Mas, muitos desafios ainda se impõem para este grupo, por exemplo, conforme uma pesquisa publicada pelo Ministério da Igualdade Racial (MIR), 42,51% das pessoas em extrema pobreza, registradas no CadÚnico, são mulheres negras.

Mesmo com todas as adversidades que se impõem, as mulheres negras fazem história e moldam o presente das nações latinas e caribenhas. Exemplo disto, é Tereza de Benguela, mulher quilombola, homenageada no dia de hoje.

Também conhecida como Rainha Tereza, ela foi uma personagem importante na luta contra a escravidão e ocupou uma posição de liderança no Quilombo do Piolho, no Mato Grosso.   

Leia mais sobre os quilombos no Brasil 

Na busca de compreender melhor a luta diária das mulheres negras e o papel dos quilombos na construção do Brasil, fomos conversar com Dominga Natália, nascida e criada na comunidade Kalunga, um dos maiores e mais antigos quilombos do Brasil, hoje, ela atua como coordenadora pedagógica na região.

Veja tudo que descobrimos!

Dominga Natália

Surgimento da comunidade Kalunga

Natália nos conta que nasceu na comunidade, assim como seus pais e filhos, ela trabalha como coordenadora pedagógica, atua no ramo de turismo e também presta voluntariado na comunidade como tesoureira. Ela nos conta parte da história contada pelos seus antepassados sobre a origem do quilombo:

"As pessoas vieram para o quilombo em busca de liberdade e de oportunidade de vida livre. Isso há mais de 300 anos.

Foi formado o quilombo às margens do Rio Paraná e partir daí foi ramificando para as comunidades, formando um total de 39 comunidades, envolvendo uma área de 263 mil hectares, distribuída em três municípios que é Cavalcante, Teresina e Monte Alegre de Goiás e tem uma população bem grande, com 8 mil kalungas, mais ou menos."

Quilombolas, os construtores do Brasil

Dominga afirma que, "querendo ou não", os povos quilombolas foram e são os construtores do Brasil. Ela reconhece que não foi uma trajetória harmônica e diz que tanto os quilombolas, como os povos indígenas, formaram a nação e fizeram parte desta miscigenação e construção de saberes que agrega várias formas de vida. 

Natália declara:

"Se constituiu o Brasil com essa rica diversidade cultural e ancestral"
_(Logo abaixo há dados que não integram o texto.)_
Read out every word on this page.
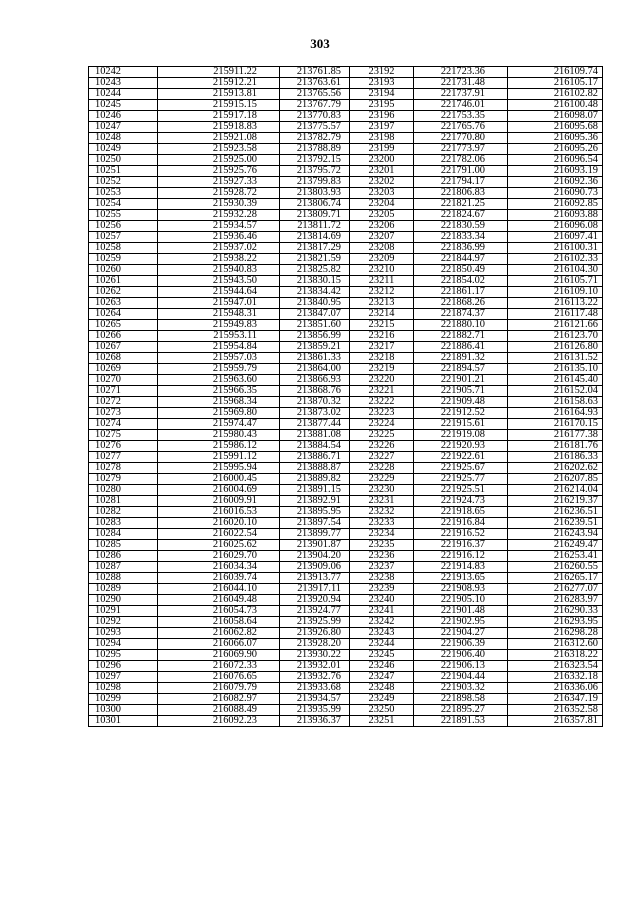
303
10242	215911.22	213761.85	23192	221723.36	216109.74
10243	215912.21	213763.61	23193	221731.48	216105.17
10244	215913.81	213765.56	23194	221737.91	216102.82
10245	215915.15	213767.79	23195	221746.01	216100.48
10246	215917.18	213770.83	23196	221753.35	216098.07
10247	215918.83	213775.57	23197	221765.76	216095.68
10248	215921.08	213782.79	23198	221770.80	216095.36
10249	215923.58	213788.89	23199	221773.97	216095.26
10250	215925.00	213792.15	23200	221782.06	216096.54
10251	215925.76	213795.72	23201	221791.00	216093.19
10252	215927.33	213799.83	23202	221794.17	216092.36
10253	215928.72	213803.93	23203	221806.83	216090.73
10254	215930.39	213806.74	23204	221821.25	216092.85
10255	215932.28	213809.71	23205	221824.67	216093.88
10256	215934.57	213811.72	23206	221830.59	216096.08
10257	215936.46	213814.69	23207	221833.34	216097.41
10258	215937.02	213817.29	23208	221836.99	216100.31
10259	215938.22	213821.59	23209	221844.97	216102.33
10260	215940.83	213825.82	23210	221850.49	216104.30
10261	215943.50	213830.15	23211	221854.02	216105.71
10262	215944.64	213834.42	23212	221861.17	216109.10
10263	215947.01	213840.95	23213	221868.26	216113.22
10264	215948.31	213847.07	23214	221874.37	216117.48
10265	215949.83	213851.60	23215	221880.10	216121.66
10266	215953.11	213856.99	23216	221882.71	216123.70
10267	215954.84	213859.21	23217	221886.41	216126.80
10268	215957.03	213861.33	23218	221891.32	216131.52
10269	215959.79	213864.00	23219	221894.57	216135.10
10270	215963.60	213866.93	23220	221901.21	216145.40
10271	215966.35	213868.76	23221	221905.71	216152.04
10272	215968.34	213870.32	23222	221909.48	216158.63
10273	215969.80	213873.02	23223	221912.52	216164.93
10274	215974.47	213877.44	23224	221915.61	216170.15
10275	215980.43	213881.08	23225	221919.08	216177.38
10276	215986.12	213884.54	23226	221920.93	216181.76
10277	215991.12	213886.71	23227	221922.61	216186.33
10278	215995.94	213888.87	23228	221925.67	216202.62
10279	216000.45	213889.82	23229	221925.77	216207.85
10280	216004.69	213891.15	23230	221925.51	216214.04
10281	216009.91	213892.91	23231	221924.73	216219.37
10282	216016.53	213895.95	23232	221918.65	216236.51
10283	216020.10	213897.54	23233	221916.84	216239.51
10284	216022.54	213899.77	23234	221916.52	216243.94
10285	216025.62	213901.87	23235	221916.37	216249.47
10286	216029.70	213904.20	23236	221916.12	216253.41
10287	216034.34	213909.06	23237	221914.83	216260.55
10288	216039.74	213913.77	23238	221913.65	216265.17
10289	216044.10	213917.11	23239	221908.93	216277.07
10290	216049.48	213920.94	23240	221905.10	216283.97
10291	216054.73	213924.77	23241	221901.48	216290.33
10292	216058.64	213925.99	23242	221902.95	216293.95
10293	216062.82	213926.80	23243	221904.27	216298.28
10294	216066.07	213928.20	23244	221906.39	216312.60
10295	216069.90	213930.22	23245	221906.40	216318.22
10296	216072.33	213932.01	23246	221906.13	216323.54
10297	216076.65	213932.76	23247	221904.44	216332.18
10298	216079.79	213933.68	23248	221903.32	216336.06
10299	216082.97	213934.57	23249	221898.58	216347.19
10300	216088.49	213935.99	23250	221895.27	216352.58
10301	216092.23	213936.37	23251	221891.53	216357.81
Ela também afirma que os quilombolas são os protetores e guardiões da biodiversidade brasileira. No caso dos Kalungas, os defensores do Cerrado.

Veja mais sobre o Cerrado

Desafios das mulheres negras

Sobres os desafios impostos as mulheres negras, Natália diz que percebe uma melhora, pelo menos dentro da sua comunidade, onde as mulheres têm, cada vez mais, liberdade para atuarem em diversas áreas, principalmente no turismo.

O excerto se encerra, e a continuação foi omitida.